My family went to Italy again. I didn’t want to go and the Channel was as rough as the first time. After twenty-four hours on the international train, we stayed two days in a hotel near Milan station. We visited the Italian friend who had been a prisoner in Sandy in the war and my aunt Olive’s boyfriend. He was now married to a woman who was pale, quite square and solid-looking and came from Trieste, like he did. His family did not approve because hers was from across the border in Yugoslavia. They’d have preferred him to have married my aunt. We ate red peppers, cooked in the oven. They were like nothing on earth, smelt and tasted like they were going to be sweet but that someone might have mixed in something bitter with them, maybe gunpowder.
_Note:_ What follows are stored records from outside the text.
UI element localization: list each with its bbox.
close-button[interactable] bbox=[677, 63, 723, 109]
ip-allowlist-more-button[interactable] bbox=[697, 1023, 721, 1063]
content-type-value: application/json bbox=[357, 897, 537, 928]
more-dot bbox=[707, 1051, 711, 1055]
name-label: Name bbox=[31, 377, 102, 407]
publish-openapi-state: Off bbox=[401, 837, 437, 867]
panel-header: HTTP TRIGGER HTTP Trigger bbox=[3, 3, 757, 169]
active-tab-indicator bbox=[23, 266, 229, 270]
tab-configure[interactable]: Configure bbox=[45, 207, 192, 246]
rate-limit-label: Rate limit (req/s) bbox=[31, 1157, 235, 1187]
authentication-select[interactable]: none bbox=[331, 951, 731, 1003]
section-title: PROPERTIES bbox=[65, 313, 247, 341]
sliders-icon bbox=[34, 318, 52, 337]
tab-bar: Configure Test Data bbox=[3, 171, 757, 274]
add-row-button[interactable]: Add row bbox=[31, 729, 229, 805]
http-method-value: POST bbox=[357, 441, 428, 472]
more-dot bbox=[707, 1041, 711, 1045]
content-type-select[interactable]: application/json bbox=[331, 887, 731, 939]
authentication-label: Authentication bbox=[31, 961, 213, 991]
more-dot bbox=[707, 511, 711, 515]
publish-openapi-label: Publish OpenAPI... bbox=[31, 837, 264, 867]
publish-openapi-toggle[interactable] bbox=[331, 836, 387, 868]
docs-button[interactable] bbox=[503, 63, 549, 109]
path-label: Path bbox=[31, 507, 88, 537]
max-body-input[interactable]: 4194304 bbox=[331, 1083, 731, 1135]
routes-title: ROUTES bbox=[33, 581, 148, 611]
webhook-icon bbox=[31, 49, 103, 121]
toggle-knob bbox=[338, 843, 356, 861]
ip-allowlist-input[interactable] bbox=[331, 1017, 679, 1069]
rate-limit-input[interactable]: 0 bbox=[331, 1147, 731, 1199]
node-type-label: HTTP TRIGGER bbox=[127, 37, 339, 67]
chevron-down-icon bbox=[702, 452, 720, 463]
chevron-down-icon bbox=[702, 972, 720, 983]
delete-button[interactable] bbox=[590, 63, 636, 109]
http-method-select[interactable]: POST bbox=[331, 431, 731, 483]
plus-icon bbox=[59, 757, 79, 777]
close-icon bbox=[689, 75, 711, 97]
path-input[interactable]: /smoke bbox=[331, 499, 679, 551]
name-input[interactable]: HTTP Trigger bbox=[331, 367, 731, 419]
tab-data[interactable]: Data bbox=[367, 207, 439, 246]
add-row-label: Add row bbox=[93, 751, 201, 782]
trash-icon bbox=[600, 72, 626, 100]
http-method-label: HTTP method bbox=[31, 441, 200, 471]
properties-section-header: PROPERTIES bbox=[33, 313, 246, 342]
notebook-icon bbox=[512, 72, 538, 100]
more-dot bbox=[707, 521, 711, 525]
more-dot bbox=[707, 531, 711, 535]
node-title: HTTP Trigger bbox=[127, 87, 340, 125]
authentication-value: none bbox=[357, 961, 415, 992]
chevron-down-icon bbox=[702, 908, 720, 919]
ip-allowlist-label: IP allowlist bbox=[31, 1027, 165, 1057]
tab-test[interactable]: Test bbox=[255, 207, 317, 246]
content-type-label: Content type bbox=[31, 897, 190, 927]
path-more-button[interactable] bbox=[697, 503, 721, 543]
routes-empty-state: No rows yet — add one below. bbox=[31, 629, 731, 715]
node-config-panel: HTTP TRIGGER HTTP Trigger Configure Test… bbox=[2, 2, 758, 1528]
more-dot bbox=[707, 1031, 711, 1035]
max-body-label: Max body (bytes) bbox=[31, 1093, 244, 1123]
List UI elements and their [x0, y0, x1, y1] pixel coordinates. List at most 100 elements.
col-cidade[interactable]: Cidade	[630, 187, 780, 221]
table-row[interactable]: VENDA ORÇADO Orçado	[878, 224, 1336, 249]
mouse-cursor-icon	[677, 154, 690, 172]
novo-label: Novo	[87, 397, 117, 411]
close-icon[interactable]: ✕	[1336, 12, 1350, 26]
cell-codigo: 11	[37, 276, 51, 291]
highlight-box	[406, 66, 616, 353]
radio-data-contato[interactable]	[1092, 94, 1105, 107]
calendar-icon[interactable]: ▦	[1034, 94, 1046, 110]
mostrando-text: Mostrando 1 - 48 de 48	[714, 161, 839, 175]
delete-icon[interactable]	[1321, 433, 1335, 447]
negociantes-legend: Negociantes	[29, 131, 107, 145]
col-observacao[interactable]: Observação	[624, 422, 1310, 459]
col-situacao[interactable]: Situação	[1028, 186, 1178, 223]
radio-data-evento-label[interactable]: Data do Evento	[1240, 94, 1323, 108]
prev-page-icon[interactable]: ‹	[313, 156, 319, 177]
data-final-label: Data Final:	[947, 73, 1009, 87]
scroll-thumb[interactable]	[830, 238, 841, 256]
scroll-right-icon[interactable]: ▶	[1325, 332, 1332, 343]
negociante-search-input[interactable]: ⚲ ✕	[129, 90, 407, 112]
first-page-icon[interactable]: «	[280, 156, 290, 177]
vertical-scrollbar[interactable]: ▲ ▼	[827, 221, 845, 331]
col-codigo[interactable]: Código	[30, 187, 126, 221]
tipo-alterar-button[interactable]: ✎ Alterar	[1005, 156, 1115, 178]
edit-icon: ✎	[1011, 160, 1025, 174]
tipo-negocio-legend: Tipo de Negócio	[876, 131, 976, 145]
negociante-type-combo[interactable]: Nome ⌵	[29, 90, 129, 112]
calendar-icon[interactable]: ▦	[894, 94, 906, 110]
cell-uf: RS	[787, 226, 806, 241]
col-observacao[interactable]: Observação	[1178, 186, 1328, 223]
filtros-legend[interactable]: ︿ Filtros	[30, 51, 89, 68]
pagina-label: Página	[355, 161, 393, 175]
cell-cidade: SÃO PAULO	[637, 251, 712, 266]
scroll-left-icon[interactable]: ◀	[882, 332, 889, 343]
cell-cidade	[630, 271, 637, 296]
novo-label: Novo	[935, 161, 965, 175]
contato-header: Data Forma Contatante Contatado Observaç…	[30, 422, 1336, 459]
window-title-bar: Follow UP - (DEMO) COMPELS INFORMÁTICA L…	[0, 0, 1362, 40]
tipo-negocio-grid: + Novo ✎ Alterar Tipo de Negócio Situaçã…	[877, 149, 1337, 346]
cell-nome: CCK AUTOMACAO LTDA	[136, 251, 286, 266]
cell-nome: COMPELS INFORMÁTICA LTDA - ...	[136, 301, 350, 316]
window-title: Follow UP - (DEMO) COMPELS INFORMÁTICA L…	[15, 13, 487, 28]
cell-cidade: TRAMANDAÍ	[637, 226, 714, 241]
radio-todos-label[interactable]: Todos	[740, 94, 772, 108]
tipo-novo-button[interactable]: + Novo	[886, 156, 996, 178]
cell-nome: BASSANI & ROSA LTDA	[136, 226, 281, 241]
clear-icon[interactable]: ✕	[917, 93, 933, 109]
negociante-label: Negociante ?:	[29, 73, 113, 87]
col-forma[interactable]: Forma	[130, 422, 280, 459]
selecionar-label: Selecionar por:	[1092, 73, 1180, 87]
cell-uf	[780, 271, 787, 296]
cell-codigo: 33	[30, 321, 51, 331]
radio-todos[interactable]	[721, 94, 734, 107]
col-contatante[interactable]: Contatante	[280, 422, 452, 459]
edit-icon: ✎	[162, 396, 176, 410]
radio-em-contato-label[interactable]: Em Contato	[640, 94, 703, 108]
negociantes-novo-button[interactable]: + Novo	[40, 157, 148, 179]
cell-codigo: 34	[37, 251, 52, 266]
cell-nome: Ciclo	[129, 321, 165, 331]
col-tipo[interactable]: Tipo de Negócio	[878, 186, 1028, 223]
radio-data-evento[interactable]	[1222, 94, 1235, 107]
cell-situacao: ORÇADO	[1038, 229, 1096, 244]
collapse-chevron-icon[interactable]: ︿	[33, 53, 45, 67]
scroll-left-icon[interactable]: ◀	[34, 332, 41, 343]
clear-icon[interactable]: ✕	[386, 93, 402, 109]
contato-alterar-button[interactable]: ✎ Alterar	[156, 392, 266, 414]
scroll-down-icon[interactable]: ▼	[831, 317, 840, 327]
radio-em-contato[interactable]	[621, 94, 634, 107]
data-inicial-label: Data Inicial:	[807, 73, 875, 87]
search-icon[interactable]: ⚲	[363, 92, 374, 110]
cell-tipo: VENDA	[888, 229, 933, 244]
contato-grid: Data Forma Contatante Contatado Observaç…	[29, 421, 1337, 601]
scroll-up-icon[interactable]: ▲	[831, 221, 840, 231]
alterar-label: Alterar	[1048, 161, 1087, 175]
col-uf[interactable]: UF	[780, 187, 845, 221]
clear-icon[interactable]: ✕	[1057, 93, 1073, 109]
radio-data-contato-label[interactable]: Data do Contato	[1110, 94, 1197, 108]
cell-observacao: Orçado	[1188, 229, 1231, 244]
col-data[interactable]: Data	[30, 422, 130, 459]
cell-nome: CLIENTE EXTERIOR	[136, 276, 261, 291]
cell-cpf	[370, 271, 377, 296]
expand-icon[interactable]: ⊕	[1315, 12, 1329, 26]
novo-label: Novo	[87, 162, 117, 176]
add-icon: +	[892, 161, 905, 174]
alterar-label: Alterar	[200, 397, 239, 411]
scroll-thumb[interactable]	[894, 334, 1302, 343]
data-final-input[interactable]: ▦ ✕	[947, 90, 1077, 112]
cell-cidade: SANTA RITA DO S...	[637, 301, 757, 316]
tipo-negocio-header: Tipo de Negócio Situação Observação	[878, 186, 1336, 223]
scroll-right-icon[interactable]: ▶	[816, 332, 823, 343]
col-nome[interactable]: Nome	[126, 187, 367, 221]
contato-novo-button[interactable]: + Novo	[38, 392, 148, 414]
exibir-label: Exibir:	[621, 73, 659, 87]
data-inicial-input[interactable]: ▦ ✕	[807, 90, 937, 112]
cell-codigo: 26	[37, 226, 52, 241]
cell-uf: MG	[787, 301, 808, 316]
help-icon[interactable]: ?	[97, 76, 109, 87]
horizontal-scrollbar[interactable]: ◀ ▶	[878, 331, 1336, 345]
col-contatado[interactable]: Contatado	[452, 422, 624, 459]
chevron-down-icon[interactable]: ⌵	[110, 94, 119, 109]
I ate them and, in the end, thought it was worth it.

For the three- or four-hour journey to Siena, the old train from Milan was very hot, with the sun blazing in on to the wooden-slatted seats. Fortunately we didn’t have to change in the pandemonium of Florence. We stayed with the family again behind the cathedral. At the communal meals I mastered spaghetti and was allowed to drink red wine mixed with water. Italian water was unsafe – hable to give you dysentery, we were told – but was miraculously all right if you put wine with it. I was expansively praised for eating and drinking everything. We had breakfast alone – as my parents explained, Italians didn’t really eat it – but Luciano, the boy of the family who was about my age, joined us. My parents had brought tea. When Luciano finished his cup, he scooped up the leaves with his roll and ate them. My sister and I gasped, though he didn’t notice.

He took part in the marches for the Palio. Horses representing the districts of Siena raced each other round the main square, like Islington might have against Finsbury or Stoke Newington. Members of the family were bornin different areas and were rivals on the day. We had the best seats, wooden tiers put up at the base of the buildings of the square. We sat for three hours as the procession of the Siennese boroughs went around. We didn’t see or hear a British person anywhere. The race was over in a minute, many horses crashing into mattresses on the sharp corners. Jockeys who fell off were immediately suspected by their supporters of having been bribed and, if caught, were kicked and beaten up. The winning horse was from the area of the porcupine, Istrice. The jockey was feted, the horse the guest of honour at a banquet in the victorious part of town. But it didn’t matter if a particular area won the race, just as long as they’d beaten their neighbours. Victors of these tribal battles would walk around their vanquished rivals’ streets shouting and taunting. Everyone did this twice a year.